When Chevrolet announced that the upcoming plug-in hybrid Volt will get 230 mpg, many media outlets (including Fast Company) responded with uncertainty. After all, there isn't an official way to quantify mpg with plug-in hybrids--the EPA is still working on that--so how can the claim be confirmed? Perhaps this uncertainty is what spurred Fisker to make a much more reasonable claim for the Karma plug-in hybrid, which gets 67.2 mpg according to a calculation system developed by the Society of Automotive Engineers.
The 2010 Karma, scheduled to debut at next week's Frankfurt Auto Show, will sell for $87,900 thanks to an ultra-pricey lithium-ion battery. It could be worth it for car nuts who appreciate the vehicle's ability to rev up from zero to 62 in six seconds, but the Volt will sell for a relatively cheap $40,000 and go from zero to 60 in approximately 10 seconds.
It's possible that Fisker is underselling the Karma's abilities--the company ultimately expects the car to get a confirmed rating of 100 mpg or higher--but until the EPA releases official mpg quantification methodology, it's all guesswork.
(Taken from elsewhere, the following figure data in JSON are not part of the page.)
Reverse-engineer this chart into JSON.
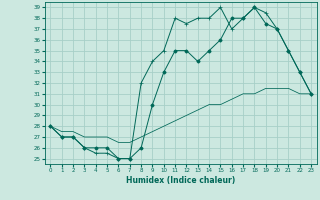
{
  "xlabel": "Humidex (Indice chaleur)",
  "background_color": "#cce8e0",
  "grid_color": "#a8cfc8",
  "line_color": "#006858",
  "xlim": [
    -0.5,
    23.5
  ],
  "ylim": [
    24.5,
    39.5
  ],
  "xticks": [
    0,
    1,
    2,
    3,
    4,
    5,
    6,
    7,
    8,
    9,
    10,
    11,
    12,
    13,
    14,
    15,
    16,
    17,
    18,
    19,
    20,
    21,
    22,
    23
  ],
  "yticks": [
    25,
    26,
    27,
    28,
    29,
    30,
    31,
    32,
    33,
    34,
    35,
    36,
    37,
    38,
    39
  ],
  "line1_x": [
    0,
    1,
    2,
    3,
    4,
    5,
    6,
    7,
    8,
    9,
    10,
    11,
    12,
    13,
    14,
    15,
    16,
    17,
    18,
    19,
    20,
    21,
    22,
    23
  ],
  "line1_y": [
    28,
    27,
    27,
    26,
    25.5,
    25.5,
    25,
    25,
    32,
    34,
    35,
    38,
    37.5,
    38,
    38,
    39,
    37,
    38,
    39,
    38.5,
    37,
    35,
    33,
    31
  ],
  "line2_x": [
    0,
    1,
    2,
    3,
    4,
    5,
    6,
    7,
    8,
    9,
    10,
    11,
    12,
    13,
    14,
    15,
    16,
    17,
    18,
    19,
    20,
    21,
    22,
    23
  ],
  "line2_y": [
    28,
    27,
    27,
    26,
    26,
    26,
    25,
    25,
    26,
    30,
    33,
    35,
    35,
    34,
    35,
    36,
    38,
    38,
    39,
    37.5,
    37,
    35,
    33,
    31
  ],
  "line3_x": [
    0,
    1,
    2,
    3,
    4,
    5,
    6,
    7,
    8,
    9,
    10,
    11,
    12,
    13,
    14,
    15,
    16,
    17,
    18,
    19,
    20,
    21,
    22,
    23
  ],
  "line3_y": [
    28,
    27.5,
    27.5,
    27,
    27,
    27,
    26.5,
    26.5,
    27,
    27.5,
    28,
    28.5,
    29,
    29.5,
    30,
    30,
    30.5,
    31,
    31,
    31.5,
    31.5,
    31.5,
    31,
    31
  ]
}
So we have GM claiming 230 mpg for the Volt, Nissan offering up a 367 mpg for the Leaf, Tesla guessing that the Roadster gets 135 mpg, and now Fisker giving the most conservative rating yet at 67.2 mpg. That's still impressive, to be sure, but Fisker might want to consider upping its estimates if it wants to keep up with the hype surrounding the Volt's campaign, which features posters announcing the 230 mpg rating plastered on buildings across the U.S.